Type: | Package |
Title: | Bioinformatic Distances |
Version: | 0.1.3 |
Date: | 2025-05-06 |
Maintainer: | Quirin Stier <Quirin_Stier@gmx.de> |
Description: | A selection of distances measures for bioinformatics data. Other important distance measures for bioinformatics data are selected from the R package 'parallelDist'. A special distance measure for the Gene Ontology is available. |
Depends: | R (≥ 3.5.0) |
Imports: | Rcpp (≥ 1.0.8), RcppParallel, parallelDist, parallel, DataVisualizations, diptest, e1071, vegan, methods, pracma, ggplot2 |
Suggests: | knitr, rmarkdown, remotes, sphet, transport, ineq |
LinkingTo: | Rcpp, RcppArmadillo, RcppParallel |
NeedsCompilation: | yes |
SystemRequirements: | GNU make, pandoc (>=1.12.3, needed for vignettes) |
License: | GPL-3 |
LazyLoad: | yes |
LazyData: | TRUE |
Encoding: | UTF-8 |
VignetteBuilder: | knitr |
Packaged: | 2025-05-10 05:08:08 UTC; quiri |
Author: | Quirin Stier |
Repository: | CRAN |
Date/Publication: | 2025-05-10 23:00:05 UTC |
Cosine Distance
Description
Calculates the cosine distance
Usage
CosinusDistance(Data)
Arguments
Data |
[1:n,1:d] matrix with n cases, d variables |
Details
https://en.wikipedia.org/wiki/Cosine_similarity
Value
Distance |
[1:n,1:n] symmetric matrix, containing the distanes of the cases (rows) for the given data |
Note
The cosine distance is calculated by calculating the cosine similarity d(i,j)=\max{s}-s(i,j)
, where s
is the cosine similarity and the d
the cosine distance.
Author(s)
Michael Thrun
Examples
data(Hepta)
distMatrix = CosinusDistance(Hepta$Data)
Distances to all data points
Description
Calculates all distances from a given vector to the rows of a matrix.
Usage
Dist2All(X, Data, SelectFeatures, method = "euclidean",p=2,knn=1)
Arguments
X |
A vector containing the data point to be compared to data. |
Data |
A matrix containing the data points to be compared with x. |
SelectFeatures |
A vector of the same length as x and the rows of data, containing TRUE for all columns of the data to be compared and any other value for columns to be discarded. |
method |
(Optional) String marking, which distance measure is to be used. Euclidean by default. |
p |
(Optional) Scalar, The pp-th root of the sum of the pp-th powers of the differences of the components. Default is 2 |
knn |
(Optional) Scalar, gives the number of the indices of the k nearest neighbors returned.

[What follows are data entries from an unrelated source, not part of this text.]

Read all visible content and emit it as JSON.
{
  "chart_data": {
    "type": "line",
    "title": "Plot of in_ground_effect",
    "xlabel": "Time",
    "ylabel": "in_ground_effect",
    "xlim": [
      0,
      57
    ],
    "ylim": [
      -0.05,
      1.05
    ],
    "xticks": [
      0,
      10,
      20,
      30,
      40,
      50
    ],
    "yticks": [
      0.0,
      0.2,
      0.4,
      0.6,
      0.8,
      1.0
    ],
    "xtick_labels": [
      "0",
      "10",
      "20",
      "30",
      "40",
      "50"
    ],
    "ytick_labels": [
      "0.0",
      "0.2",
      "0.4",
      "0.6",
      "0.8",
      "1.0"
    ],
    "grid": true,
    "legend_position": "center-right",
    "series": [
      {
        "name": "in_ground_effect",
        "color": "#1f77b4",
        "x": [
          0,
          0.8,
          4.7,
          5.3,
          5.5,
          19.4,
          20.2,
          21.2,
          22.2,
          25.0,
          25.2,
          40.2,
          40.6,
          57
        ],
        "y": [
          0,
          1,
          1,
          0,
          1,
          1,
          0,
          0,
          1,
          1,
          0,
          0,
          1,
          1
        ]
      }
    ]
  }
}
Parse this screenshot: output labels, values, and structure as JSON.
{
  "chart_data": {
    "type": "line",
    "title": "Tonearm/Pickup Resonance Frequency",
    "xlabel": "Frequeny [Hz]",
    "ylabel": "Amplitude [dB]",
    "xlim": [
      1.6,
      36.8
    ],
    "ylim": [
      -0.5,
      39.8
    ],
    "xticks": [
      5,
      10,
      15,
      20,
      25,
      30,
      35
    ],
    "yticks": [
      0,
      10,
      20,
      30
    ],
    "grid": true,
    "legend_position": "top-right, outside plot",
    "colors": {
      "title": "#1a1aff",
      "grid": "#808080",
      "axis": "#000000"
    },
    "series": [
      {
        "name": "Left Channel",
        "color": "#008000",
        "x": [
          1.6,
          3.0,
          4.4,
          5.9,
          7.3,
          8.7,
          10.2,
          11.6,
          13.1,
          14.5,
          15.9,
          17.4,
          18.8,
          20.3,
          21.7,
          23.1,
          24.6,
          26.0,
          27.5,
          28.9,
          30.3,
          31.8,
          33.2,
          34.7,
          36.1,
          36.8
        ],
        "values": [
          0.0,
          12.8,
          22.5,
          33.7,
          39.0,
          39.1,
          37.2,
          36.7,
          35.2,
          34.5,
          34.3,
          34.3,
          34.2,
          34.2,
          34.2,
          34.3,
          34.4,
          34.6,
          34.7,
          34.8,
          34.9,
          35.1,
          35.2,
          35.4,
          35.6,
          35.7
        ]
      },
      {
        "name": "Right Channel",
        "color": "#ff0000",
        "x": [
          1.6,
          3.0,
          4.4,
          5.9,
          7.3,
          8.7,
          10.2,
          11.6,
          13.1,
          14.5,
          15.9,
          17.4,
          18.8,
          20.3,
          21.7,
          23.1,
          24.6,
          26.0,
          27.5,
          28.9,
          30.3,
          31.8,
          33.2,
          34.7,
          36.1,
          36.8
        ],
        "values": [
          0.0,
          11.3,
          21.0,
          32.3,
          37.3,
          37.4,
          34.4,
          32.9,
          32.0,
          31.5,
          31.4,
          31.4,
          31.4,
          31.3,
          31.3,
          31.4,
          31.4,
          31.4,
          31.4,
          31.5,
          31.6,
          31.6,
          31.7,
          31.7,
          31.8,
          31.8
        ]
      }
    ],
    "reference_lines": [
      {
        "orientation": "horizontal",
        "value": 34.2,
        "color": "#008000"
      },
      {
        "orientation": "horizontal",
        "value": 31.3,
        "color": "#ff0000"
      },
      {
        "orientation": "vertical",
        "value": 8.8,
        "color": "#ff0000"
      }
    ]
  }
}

Default is 1 |
Value
List with
distToAll |
A vector containing the distances from x to all rows of data. |
KNN |
Numeric vector, containing the indices of the k nearest neighbors (rows) to the given points |
Note
This function is very inefficient for large Data.
Author(s)
Michael Thrun
Examples
data(Hepta)
Dist2All(Hepta$Data[1,],Hepta$Data)
Distance Distribution
Description
Calculates the distribution of the distances between the data points
Usage
DistanceDistributions(Data, DistanceMethods=c('bhjattacharyya', 'bray',
'canberra', 'chord',
'divergence', 'euclidean',
'minkowski', 'geodesic',
'hellinger', 'kullback',
'manhattan', 'maximum',
'soergel', 'wave',
'whittaker'),
CosineNonParallel = TRUE, CorrelationDist = TRUE,
Mahalanobis = FALSE, Podani = FALSE,
PlotIt = FALSE, PlotSampleSize = 5e3)
Arguments
Data |
[1:n, 1:m] A matrix, containing data as rows. |
DistanceMethods |
Character vector stating all distance methods such as 'euclidean'. |
CosineNonParallel |
Boolean stating if cosine should be computed in parallel. |
CorrelationDist |
Boolean stating if CorrelationDist should be computed. |
Mahalanobis |
Boolean stating if Mahalanobis should be computed. |
Podani |
Boolean stating if Podani should be computed. |
PlotIt |
Boolean: TRUE => create plot. FALSE => no plot. |
PlotSampleSize |
Integer stating the number of samples for plotting. |
Value
List with elements
DistanceMatrix |
[1:n, 1:n] numeric matrix containing the distance matrix |
DistanceChoice |
[1:n, 1:n] numeric matrix containing the distance matrix |
OrderedDistances |
[1:n, 1:n] numeric matrix containing the distance matrix |
ggobject |
ggplot object |
Author(s)
Michael Thrun
Examples
iris=datasets::iris
if(requireNamespace("DataVisualizations",quietly=TRUE)){
library(DataVisualizations)
DistanceDistributions(as.matrix(iris[,1:4]), c("euclidean"), PlotIt = FALSE)
}
Pairwise distance between pairs of objects
Description
computes the distance between objects in the data matrix, X, using the method specified by method
Usage
DistanceMatrix(X,method='euclidean',dim=2,outputisvector=FALSE)
Arguments
X |
data matrix [1:n,1:d], n cases d variables |
method |
Optional, method specified by distance string: 'binary','canberra','cityblock','euclidean, 'sqEuclidean', 'maximum','cosine','chebychev','jaccard,'kendallM','kendallD' 'mahalanobis','minkowski','manhattan','braycur','cosine','wasserstein','pearsonD','spearmanD','pearsonM','spearmanM' |
dim |
Optional: if method="minkowski", or wasserstein, choose scalar. For minkowski the ppth root of the sum of the ppth powers of the differences of the components. For wasserstein the order, default should be then 1 |
outputisvector |
Optional: should the output be converted to a vector |
Details
If possible uses implementation parallelized by the parallelDist package. Otherwise R implementations besides Euclidean for which a GPU implementation is provided.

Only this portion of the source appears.